Writing is seen as an art. Something subjective that you feel, but can’t really measure. Turns out, that’s not necessarily true.

In Tim Ferriss’s book The 4 Hour Body, he features the case study of Phil Libin. Phil wanted to lose weight, but he’d failed at both dieting and exercise on and off for years. Finally, he decided to see what effect doing nothing would have.

Each morning before breakfast he weighed himself naked and plotted the result on a chart, but apart from that he made no conscious effort to change his habits.

He lost two stone (12Kg) in six months.

He found that just by monitoring that one statistic – his weight – he could effect change.

In writing, you also have a statistic you can monitor that tells you how well you’re doing

It’s called the Flesch Reading Ease test – otherwise known as the ‘readability score’.
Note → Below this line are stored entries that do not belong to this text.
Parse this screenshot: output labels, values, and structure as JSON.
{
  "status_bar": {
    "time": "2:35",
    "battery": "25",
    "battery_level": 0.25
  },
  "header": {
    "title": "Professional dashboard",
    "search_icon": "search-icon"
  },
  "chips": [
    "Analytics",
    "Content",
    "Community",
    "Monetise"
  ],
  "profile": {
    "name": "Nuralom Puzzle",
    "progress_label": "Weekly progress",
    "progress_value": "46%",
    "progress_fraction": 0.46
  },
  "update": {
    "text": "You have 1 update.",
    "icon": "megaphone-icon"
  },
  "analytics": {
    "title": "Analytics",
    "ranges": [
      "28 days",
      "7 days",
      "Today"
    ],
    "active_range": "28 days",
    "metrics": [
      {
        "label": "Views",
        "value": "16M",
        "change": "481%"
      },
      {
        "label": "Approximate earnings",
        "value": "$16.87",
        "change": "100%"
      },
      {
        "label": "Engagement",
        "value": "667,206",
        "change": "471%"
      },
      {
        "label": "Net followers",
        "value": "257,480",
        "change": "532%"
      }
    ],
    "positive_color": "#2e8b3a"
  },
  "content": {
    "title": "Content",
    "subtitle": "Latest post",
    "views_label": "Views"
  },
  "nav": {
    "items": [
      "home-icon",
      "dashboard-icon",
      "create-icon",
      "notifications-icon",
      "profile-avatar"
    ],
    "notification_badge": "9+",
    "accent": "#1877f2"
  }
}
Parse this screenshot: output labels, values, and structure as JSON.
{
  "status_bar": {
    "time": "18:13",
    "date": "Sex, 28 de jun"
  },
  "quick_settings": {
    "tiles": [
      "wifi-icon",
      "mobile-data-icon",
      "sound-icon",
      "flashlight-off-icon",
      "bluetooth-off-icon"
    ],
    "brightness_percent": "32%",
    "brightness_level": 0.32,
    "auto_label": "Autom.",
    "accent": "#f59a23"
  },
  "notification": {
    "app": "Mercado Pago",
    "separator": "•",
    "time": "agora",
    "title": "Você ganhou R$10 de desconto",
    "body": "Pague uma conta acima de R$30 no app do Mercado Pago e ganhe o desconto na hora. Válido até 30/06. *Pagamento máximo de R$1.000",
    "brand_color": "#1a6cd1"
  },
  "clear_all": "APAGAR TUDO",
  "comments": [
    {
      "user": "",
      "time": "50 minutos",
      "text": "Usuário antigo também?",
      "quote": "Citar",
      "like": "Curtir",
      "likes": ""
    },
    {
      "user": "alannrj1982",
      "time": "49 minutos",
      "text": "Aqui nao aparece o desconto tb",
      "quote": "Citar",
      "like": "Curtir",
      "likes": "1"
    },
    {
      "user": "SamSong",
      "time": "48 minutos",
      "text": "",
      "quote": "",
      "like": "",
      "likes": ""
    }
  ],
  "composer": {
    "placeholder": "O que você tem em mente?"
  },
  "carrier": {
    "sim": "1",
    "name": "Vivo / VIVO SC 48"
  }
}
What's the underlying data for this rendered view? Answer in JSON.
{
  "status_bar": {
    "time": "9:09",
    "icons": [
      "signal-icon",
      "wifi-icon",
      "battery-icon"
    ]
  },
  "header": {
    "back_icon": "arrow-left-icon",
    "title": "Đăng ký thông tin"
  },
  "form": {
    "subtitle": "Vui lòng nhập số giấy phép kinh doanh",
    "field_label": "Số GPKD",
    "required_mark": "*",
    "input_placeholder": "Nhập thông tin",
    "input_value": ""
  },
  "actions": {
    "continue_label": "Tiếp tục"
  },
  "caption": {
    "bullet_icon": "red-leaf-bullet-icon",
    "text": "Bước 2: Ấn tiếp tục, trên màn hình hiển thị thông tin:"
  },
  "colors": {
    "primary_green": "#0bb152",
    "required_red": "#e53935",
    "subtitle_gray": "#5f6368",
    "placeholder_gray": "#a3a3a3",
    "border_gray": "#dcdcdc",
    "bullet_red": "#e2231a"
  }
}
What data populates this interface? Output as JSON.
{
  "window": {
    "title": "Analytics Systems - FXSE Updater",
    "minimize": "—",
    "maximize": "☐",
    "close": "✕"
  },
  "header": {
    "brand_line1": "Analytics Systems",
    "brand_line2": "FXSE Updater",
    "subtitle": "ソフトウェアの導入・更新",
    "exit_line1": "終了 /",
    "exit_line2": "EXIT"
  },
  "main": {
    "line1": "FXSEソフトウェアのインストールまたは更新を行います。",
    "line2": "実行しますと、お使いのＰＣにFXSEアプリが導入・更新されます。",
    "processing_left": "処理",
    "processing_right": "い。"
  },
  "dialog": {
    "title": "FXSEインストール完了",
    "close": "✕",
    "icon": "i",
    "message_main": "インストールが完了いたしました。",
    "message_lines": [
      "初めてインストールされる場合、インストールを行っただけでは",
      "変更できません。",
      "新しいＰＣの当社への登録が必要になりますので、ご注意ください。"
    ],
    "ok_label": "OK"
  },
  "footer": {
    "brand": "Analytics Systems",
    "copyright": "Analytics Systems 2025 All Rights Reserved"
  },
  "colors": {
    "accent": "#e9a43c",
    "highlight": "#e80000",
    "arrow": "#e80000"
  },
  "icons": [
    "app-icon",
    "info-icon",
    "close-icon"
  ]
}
The FK score tells you how easy your writing is to read. It gives it a score based on how long the words you choose are and how many syllables they contain. It’s a very reliable indicator of how easy your writing is to read.

You can run your copy through it to find out how easy it is to read on a scale of 0 to 100. The higher the score, the easier it is to read. It’s not perfect, but it’s pretty accurate.

For example, read this:

Advocates for military intervention in Syria this summer invariably pointed to a prevailing international norm when making their case. Military action, they argued, was the only way to enforce the worldwide prohibition against the use of chemical weapons.

This passage has a reading ease score of 29.5 out of 100. That’s low. You need to be about 21 to easily understand it.
Contrast that with the blog post you’re reading now, which has a reading ease score of 80. It should be easily understood by 12 to 13 year olds.

Some copywriters sneer at this tool, but the kind of writers I admire love it.

Copywriter John Fancher talks about texting colleagues: “85!” “90!” “92!” .

His friends know what he means just by the numbers. It means he’s written something that’s so simple a kid could read it.
And yes, he’s proud of this. You should be too. Why? Because simple words communicate. If you can take a complex idea and communicate it simply, that’s a very valuable skill.

There are other writing tools – Gunning Fog, the SMOG Index, the Coleman Liau Index. I wouldn’t worry too much about the differences. Most of the time they tell you the same thing.

I check my reading scores all the time. It’s a great way to get an idea of how well your message is coming across. It’s not perfect, but if
you run your copy through it and you get back “30 out of 100” it’s a red flag to revise.